About SAS dataset
SAS data set is a SAS file, which holds data. Data should be in the form of a SAS data set to get processed. A SAS data set contains data value organized as a table of observations and variables to process by SAS.
Rows are defined as Observations and Columns are defines as Variables in SAS data set.
Rules for SAS Data sets:
Rules for Valid SAS files /data set Names:
- 1-32 characters long
- Must begin with letter or underscore
- Can continue with any combination of numbers, letters or underscore.
Learn more about SAS in this insightful blog now!
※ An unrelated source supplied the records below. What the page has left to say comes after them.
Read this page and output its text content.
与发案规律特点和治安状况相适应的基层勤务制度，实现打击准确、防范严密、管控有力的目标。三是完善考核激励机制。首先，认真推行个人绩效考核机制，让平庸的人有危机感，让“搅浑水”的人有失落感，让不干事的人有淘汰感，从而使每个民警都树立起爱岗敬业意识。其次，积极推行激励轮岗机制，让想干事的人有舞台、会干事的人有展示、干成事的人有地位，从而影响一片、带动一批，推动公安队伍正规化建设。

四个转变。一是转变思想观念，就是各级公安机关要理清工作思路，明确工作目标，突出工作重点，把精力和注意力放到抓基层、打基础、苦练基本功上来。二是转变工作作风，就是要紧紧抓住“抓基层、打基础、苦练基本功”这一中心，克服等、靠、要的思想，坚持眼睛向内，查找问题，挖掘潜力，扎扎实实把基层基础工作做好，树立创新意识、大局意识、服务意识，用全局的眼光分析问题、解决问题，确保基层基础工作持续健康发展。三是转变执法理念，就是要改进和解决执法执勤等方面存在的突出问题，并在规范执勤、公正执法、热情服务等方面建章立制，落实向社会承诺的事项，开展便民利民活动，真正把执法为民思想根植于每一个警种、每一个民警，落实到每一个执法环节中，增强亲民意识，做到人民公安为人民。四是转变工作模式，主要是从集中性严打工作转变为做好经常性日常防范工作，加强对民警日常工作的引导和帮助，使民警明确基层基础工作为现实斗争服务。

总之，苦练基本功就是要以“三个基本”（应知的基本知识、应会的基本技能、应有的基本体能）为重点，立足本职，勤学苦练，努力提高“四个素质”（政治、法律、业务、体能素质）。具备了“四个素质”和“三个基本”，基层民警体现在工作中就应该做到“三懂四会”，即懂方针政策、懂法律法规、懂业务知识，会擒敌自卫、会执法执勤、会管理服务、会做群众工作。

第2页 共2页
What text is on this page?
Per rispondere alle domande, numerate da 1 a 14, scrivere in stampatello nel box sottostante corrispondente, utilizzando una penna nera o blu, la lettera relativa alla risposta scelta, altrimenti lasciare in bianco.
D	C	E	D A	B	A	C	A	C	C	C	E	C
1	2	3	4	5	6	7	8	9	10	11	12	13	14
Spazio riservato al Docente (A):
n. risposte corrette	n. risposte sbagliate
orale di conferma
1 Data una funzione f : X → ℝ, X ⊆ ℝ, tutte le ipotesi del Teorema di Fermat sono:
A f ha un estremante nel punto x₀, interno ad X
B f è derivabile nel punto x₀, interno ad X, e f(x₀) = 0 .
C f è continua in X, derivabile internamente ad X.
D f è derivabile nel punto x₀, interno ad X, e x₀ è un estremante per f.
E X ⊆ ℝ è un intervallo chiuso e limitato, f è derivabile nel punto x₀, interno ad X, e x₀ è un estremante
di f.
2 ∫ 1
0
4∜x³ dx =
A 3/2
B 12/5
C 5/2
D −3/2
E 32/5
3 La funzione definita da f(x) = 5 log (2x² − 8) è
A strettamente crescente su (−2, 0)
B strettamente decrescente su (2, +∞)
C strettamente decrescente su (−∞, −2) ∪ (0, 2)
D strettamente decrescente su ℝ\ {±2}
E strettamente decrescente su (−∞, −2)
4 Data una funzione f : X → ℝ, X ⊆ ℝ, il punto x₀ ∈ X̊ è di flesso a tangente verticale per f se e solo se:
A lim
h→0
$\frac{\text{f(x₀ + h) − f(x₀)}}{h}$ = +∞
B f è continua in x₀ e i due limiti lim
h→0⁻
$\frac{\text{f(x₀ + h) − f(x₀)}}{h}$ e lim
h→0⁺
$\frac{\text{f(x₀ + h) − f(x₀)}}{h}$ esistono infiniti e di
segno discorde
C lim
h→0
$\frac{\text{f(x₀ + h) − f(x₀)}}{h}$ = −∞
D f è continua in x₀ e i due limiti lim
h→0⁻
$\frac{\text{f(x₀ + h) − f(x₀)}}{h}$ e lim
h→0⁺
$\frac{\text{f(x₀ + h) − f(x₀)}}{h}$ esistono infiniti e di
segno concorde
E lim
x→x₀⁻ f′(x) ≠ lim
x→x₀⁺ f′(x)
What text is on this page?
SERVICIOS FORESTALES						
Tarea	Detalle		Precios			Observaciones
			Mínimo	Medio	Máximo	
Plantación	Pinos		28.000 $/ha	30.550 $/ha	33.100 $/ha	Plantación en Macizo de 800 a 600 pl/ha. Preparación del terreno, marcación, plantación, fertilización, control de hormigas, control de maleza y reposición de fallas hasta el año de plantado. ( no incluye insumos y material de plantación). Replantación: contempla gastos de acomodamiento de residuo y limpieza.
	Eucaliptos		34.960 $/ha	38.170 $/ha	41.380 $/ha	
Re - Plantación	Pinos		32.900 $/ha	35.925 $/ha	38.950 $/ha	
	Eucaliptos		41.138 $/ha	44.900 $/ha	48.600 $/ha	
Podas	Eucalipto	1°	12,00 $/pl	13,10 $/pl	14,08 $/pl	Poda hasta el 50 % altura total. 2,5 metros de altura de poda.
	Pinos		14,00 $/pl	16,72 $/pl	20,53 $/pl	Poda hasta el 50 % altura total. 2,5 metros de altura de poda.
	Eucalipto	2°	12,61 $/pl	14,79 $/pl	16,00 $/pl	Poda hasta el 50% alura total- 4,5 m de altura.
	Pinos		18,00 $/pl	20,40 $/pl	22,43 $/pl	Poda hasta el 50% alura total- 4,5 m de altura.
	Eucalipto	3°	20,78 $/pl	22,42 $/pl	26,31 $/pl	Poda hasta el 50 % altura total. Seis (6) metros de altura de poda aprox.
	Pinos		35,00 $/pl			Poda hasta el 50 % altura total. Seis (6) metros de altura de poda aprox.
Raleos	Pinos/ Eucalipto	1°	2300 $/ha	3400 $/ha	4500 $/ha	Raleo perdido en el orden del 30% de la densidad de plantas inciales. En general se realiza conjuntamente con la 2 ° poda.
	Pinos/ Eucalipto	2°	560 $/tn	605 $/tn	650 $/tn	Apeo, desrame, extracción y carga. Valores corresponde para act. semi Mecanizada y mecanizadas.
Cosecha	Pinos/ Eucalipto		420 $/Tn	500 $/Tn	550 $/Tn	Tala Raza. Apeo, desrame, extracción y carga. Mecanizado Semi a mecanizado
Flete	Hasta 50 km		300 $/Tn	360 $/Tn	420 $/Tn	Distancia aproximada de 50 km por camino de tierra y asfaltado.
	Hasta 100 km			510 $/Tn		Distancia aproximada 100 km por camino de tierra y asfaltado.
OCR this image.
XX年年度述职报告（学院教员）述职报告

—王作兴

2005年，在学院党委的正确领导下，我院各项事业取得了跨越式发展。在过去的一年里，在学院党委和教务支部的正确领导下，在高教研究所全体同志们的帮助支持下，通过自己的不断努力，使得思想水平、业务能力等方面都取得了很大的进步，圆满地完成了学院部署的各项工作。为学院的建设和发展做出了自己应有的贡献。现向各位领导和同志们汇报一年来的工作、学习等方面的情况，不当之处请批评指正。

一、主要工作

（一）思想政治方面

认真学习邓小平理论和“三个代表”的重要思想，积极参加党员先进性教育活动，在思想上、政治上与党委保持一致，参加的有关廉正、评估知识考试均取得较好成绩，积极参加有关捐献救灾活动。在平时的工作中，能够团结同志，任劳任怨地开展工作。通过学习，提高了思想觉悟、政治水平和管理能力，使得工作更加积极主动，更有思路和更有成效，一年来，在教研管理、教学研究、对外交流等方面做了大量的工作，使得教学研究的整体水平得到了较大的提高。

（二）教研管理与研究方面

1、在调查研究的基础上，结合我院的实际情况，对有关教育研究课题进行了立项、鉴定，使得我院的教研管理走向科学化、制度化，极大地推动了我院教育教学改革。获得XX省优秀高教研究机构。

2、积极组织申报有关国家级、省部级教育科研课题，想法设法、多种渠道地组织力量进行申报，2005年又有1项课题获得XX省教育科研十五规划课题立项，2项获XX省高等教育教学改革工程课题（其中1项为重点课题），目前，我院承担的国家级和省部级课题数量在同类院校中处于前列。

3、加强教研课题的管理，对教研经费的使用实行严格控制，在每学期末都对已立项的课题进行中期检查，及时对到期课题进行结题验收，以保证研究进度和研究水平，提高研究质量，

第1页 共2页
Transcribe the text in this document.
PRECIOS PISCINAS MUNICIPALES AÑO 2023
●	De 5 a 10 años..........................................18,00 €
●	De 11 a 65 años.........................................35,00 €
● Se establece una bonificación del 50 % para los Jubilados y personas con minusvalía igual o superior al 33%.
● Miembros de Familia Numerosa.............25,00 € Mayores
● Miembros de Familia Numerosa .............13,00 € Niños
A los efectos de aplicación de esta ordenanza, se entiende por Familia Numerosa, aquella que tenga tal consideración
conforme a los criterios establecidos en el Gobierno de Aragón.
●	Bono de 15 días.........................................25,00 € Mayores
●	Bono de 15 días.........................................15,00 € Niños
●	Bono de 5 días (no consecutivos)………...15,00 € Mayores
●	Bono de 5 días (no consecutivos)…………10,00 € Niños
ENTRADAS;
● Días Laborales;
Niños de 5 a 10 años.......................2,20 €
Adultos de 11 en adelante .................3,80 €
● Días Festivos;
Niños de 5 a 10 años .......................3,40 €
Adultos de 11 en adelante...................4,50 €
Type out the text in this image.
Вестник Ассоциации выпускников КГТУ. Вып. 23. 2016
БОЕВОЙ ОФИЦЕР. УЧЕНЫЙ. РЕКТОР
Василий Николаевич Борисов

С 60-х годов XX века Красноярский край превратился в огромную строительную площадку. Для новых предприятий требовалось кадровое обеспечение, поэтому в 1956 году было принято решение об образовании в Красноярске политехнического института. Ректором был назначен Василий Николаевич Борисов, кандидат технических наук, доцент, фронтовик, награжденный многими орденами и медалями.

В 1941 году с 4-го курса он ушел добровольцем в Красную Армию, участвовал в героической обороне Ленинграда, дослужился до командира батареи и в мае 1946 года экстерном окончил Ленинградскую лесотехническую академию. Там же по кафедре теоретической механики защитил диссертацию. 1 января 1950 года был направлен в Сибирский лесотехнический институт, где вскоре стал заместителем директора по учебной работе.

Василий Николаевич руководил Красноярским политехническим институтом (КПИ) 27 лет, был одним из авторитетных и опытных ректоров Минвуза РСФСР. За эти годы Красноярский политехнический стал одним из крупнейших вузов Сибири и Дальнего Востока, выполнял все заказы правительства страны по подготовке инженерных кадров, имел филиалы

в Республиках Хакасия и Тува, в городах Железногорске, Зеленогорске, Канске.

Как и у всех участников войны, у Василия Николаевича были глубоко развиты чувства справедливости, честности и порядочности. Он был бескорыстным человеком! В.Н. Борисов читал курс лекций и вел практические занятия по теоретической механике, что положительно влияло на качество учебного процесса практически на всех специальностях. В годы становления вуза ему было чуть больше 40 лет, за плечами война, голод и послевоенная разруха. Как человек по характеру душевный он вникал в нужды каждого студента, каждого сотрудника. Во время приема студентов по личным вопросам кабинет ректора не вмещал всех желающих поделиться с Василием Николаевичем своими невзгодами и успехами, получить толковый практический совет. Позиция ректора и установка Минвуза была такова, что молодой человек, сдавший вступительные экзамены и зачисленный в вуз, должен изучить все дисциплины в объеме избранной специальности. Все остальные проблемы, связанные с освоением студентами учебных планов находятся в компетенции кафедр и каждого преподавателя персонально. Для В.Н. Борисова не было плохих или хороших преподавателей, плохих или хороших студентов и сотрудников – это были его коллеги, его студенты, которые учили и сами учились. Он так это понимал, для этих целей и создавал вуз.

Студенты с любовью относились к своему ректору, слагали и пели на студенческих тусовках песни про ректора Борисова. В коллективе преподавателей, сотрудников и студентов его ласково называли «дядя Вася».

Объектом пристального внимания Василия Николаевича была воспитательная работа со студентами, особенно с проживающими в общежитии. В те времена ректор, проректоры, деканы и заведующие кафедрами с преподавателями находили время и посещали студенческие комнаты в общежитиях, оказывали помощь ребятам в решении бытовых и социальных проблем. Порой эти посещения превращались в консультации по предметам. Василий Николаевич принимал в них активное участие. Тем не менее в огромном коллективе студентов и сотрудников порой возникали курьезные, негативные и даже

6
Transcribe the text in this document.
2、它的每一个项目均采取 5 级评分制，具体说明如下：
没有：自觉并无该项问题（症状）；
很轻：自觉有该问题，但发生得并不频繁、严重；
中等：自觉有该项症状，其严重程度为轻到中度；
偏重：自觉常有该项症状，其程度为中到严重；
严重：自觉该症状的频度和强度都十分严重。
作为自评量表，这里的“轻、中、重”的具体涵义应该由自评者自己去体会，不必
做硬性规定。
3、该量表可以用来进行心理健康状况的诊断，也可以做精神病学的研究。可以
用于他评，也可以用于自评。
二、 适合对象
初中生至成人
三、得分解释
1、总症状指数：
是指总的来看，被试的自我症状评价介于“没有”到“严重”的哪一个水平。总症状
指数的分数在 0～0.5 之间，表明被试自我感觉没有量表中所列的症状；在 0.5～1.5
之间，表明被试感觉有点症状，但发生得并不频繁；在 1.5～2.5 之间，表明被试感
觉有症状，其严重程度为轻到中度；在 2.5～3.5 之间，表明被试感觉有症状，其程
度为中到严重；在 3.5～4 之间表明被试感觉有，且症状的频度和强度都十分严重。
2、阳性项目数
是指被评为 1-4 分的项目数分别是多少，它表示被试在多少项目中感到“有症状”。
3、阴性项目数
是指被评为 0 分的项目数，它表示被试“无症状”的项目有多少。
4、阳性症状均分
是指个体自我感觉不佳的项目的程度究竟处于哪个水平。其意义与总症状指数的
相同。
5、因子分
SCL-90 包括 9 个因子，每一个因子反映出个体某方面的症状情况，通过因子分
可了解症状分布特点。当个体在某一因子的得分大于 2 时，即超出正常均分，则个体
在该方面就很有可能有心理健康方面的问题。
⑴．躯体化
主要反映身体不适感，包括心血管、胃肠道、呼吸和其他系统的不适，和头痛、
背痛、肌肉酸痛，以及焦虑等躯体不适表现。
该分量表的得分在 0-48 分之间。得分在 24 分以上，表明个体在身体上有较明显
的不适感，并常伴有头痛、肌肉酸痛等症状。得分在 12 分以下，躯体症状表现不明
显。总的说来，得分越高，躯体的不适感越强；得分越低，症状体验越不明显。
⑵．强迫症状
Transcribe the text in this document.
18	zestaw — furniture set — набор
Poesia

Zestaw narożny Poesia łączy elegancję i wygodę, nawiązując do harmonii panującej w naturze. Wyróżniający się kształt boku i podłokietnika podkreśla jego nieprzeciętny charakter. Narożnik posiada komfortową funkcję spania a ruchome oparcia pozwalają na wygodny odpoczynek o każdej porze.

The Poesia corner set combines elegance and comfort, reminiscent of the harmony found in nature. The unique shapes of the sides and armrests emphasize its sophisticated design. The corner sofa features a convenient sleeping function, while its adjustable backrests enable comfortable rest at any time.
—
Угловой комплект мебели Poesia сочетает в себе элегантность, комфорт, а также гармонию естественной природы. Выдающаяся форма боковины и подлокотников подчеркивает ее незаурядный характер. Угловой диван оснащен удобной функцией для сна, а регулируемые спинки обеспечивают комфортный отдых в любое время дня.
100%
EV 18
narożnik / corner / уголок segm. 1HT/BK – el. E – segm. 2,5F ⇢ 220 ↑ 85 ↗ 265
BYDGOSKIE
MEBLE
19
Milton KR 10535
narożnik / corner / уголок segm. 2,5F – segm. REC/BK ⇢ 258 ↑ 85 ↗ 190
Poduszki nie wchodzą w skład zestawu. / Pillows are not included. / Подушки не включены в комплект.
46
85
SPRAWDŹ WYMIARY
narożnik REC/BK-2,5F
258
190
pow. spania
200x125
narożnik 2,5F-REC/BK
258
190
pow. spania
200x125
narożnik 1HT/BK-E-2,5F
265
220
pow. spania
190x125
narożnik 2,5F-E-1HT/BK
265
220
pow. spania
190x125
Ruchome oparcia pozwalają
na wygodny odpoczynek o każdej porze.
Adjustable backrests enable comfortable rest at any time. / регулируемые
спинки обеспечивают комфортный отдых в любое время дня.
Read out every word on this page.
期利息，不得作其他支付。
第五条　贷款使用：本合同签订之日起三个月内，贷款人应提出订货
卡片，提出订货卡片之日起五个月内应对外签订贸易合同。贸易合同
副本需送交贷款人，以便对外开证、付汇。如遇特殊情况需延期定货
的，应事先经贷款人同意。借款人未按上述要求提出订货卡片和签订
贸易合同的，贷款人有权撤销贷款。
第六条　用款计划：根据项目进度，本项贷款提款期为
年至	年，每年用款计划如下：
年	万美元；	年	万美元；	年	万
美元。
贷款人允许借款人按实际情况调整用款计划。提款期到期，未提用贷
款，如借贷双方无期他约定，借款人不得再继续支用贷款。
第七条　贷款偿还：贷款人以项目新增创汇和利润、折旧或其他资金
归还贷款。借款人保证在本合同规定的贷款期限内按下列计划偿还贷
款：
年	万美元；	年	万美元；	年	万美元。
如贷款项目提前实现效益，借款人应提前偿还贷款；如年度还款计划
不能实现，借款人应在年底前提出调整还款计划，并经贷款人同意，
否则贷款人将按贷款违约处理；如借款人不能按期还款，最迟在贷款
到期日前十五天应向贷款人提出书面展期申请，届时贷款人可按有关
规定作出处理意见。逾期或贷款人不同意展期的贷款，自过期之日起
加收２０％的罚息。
SAS data sets consists of two parts:
- Descriptor portion
- Data portion
Descriptor portion:
Descriptor portion of SAS data set contains attributes of the SAS data set and variables. It includes:
- Number of observations
- Observation length
- Data and time that data set was created / last modified
- Name of the datasets
- Other factors
Descriptor portion for variables contain attributes such as name, type, length, format, label and other.
Data Portion:
It’s a collection of data value. Arranged in the form of table.
Observations:
Rows are called observations in SAS data set. It is a collection of data values that usually relate to a single object in SAS Datasets
Variables:
Columns are called variables in SAS. It is a collection of values that describe a particular characteristic.
Missing Value:
If a data is unknown for a particular observation, a missing value is recorded
- “.” (Dot/Period) indicate missing value of a numeric value
- “ “ (Blank) indicate missing value of a character value
Null Data Sets
If you want to execute a DATA step but do not want to create a SAS data set, specify keyword _NULL_ as data set name;
data _NULL_ ;
Automatic Naming:
If you do not specify a SAS data set name or using _NULL_ in DATA statement, SAS automatically creates a data set with the names DATA1, DATA2 and so on to WORK or USER library. This is called DATAn naming convention; data;